0Nona senang karena bisa berkumpul kembali, dia serasa memiliki keluarga baru lagi, terlebih lagi dia bisa bebas dari Bram yang menakutkan. Narsih yang baru tiba di rumah Dino melihat Nona sudah sembuh, dia senang tapi dia juga sedih karena Nona adalah anak dari suaminya, ada terbesit rasa sedih di hatinya karena ibu Nona dan suaminya berkhianat.     

"Dino, aku senang bisa bersama kalian, aku takut Dino kalau aku tidak bisa bersama denganmu, kamu tahu kan kalau aku itu tidak bisa menghadapi dia sendirian, apa lagi merebut jimat dia, yang ada aku yang makin terjepit." Nona menumpahkan kesedihannya dan dia juga tidak bisa merebut jimat itu dan mengakhiri semuanya.     

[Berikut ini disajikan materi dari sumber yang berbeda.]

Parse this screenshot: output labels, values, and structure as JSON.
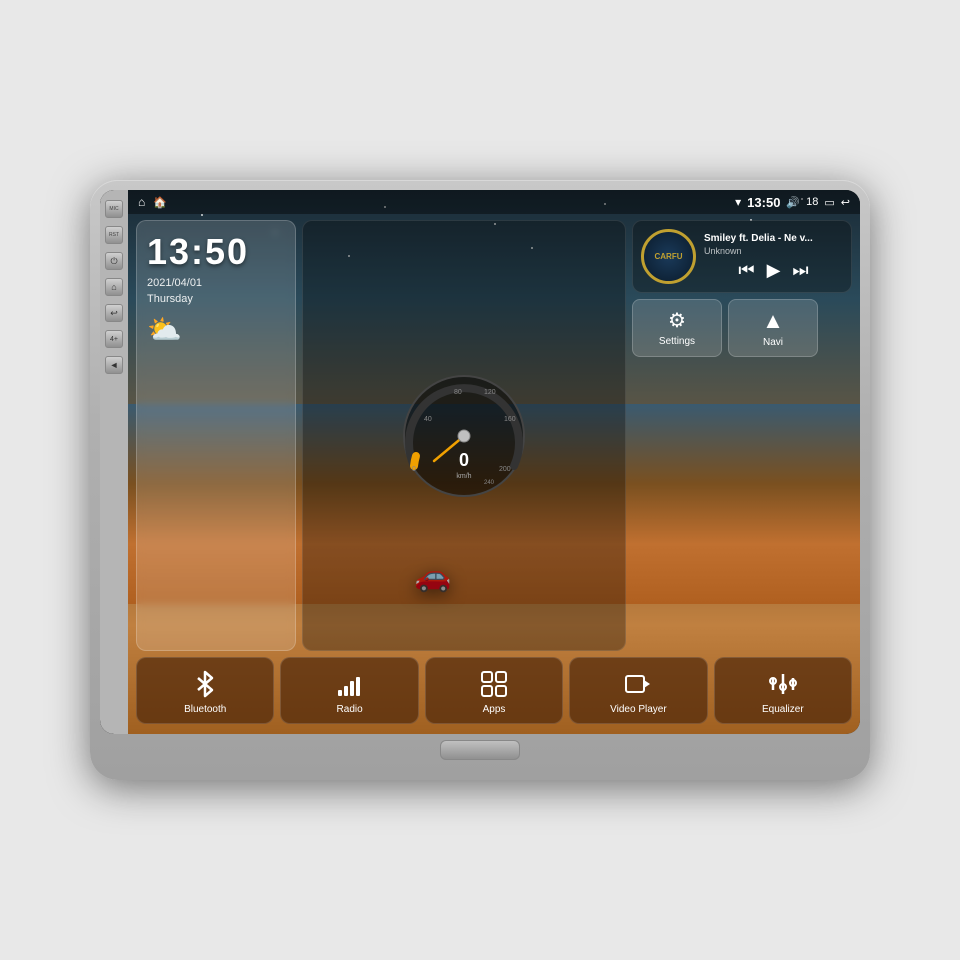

"Tidak apa, aku rasa itu tida perlu lagi, karena Narsih yang akan menghadapi dia, karena dia yang akan menuntut Bram, Bram sudah banyak buat salah pada kita dan dia juga berusaha membunuh sahabatnya sendiri, ada dua sahabatnya yang dibunuh, entah lah dia terlalu tega terhadap sahabatnya sendiri." Dino menjelaskan apa yang terjadi kepada Nona.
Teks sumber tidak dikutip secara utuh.